An Amateur Radio emergency net has been activated in Costa Rica. Amateurs not involved in the storm emergency are asked to give a wide berth. The frequencies that may be used are 3.752 MHz, 7.242 MHz, and 14.302 MHz. The 40-meter frequency is identified as the main HF band for traffic.
As of 1500 UTC, Tropical Storm Nate was some 30 miles northwest of Puerto Cabezas, Nicaragua, and about 65 miles south of Puerto Lempira, Honduras, with maximum sustained winds of 40 MPH. The storm is moving to the northwest at 9 MPH.
The NHC says little change in strength is expected of Tropical Storm Nate until its center moves over the northwestern Caribbean. “After that, a combination of warm sea surface temperatures and light shear should allow for at least steady strengthening,” the NHC said.

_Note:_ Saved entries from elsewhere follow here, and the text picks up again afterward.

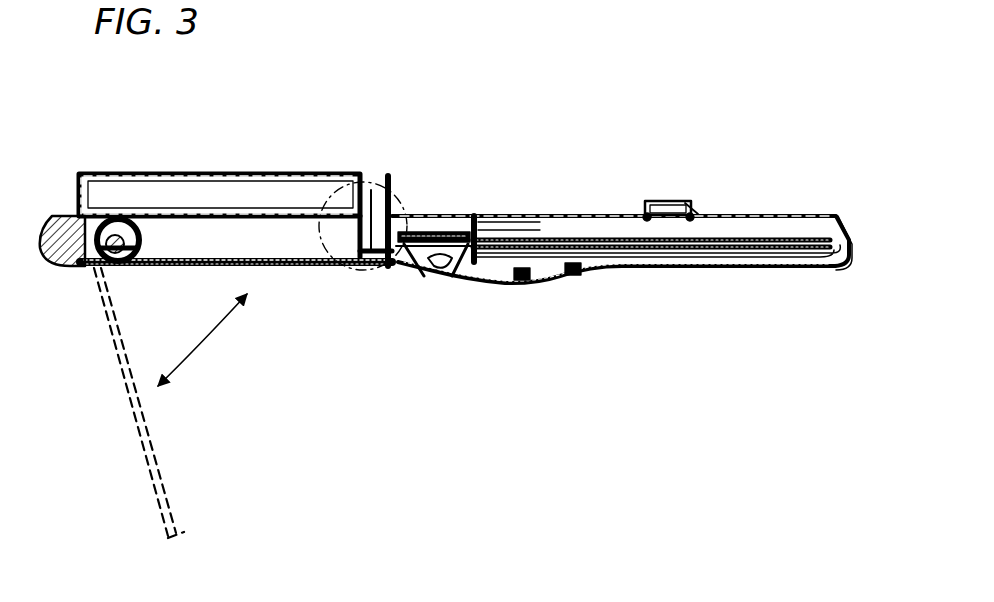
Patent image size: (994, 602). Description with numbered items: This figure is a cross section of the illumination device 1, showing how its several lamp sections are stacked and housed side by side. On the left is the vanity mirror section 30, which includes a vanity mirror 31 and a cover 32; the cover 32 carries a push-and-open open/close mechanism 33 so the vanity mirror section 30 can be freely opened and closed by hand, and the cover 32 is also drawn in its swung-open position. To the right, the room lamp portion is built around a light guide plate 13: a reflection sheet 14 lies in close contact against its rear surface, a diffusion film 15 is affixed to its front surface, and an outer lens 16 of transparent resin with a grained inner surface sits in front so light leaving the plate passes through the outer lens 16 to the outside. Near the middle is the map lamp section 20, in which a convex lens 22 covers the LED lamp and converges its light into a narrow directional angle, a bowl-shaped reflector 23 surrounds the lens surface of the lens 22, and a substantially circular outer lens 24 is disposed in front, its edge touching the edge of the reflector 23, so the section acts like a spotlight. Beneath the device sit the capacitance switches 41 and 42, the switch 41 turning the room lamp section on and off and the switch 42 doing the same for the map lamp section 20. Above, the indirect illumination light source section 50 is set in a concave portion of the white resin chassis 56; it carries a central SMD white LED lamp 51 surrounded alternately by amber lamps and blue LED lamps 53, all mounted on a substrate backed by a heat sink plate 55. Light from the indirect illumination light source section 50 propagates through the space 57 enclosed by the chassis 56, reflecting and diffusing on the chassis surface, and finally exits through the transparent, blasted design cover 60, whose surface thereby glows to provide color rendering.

The illumination device 1 is at (86, 126).
The light guide plate 13 is at (748, 262).
The reflection sheet 14 is at (779, 238).
The diffusion film 15 is at (786, 258).
The outer lens 16 is at (668, 268).
The map lamp section 20 is at (452, 322).
The lens 22 is at (440, 276).
The reflector 23 is at (432, 274).
The outer lens 24 is at (448, 278).
The vanity mirror section 30 is at (216, 356).
The vanity mirror 31 is at (292, 268).
The cover 32 is at (150, 270).
The open/close mechanism 33 is at (360, 278).
The switch 41 is at (574, 280).
The switch 42 is at (521, 285).
The indirect illumination light source section 50 is at (660, 174).
The LED lamp 51 is at (674, 204).
The blue LED lamps 53 is at (642, 214).
The heat sink plate 55 is at (694, 210).
The chassis 56 is at (546, 213).
The space 57 is at (510, 213).
The design cover 60 is at (848, 270).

The Government of Mexico has issued a tropical storm warning for the coast of the Yucatan Peninsula and the adjacent islands from Punta Herrero to Rio Lagartos. A hurricane watch is in effect for the same stretch of coastline.
“Interests elsewhere in Honduras, the Bay Islands, western Cuba, the Yucatan Peninsula, and the northern coast of the Gulf of Mexico should monitor the progress of Nate,” the NHC has advised.
The NHC said a turn toward the north-northwest at a faster forward speed is expected later today, with that motion continuing through Friday night.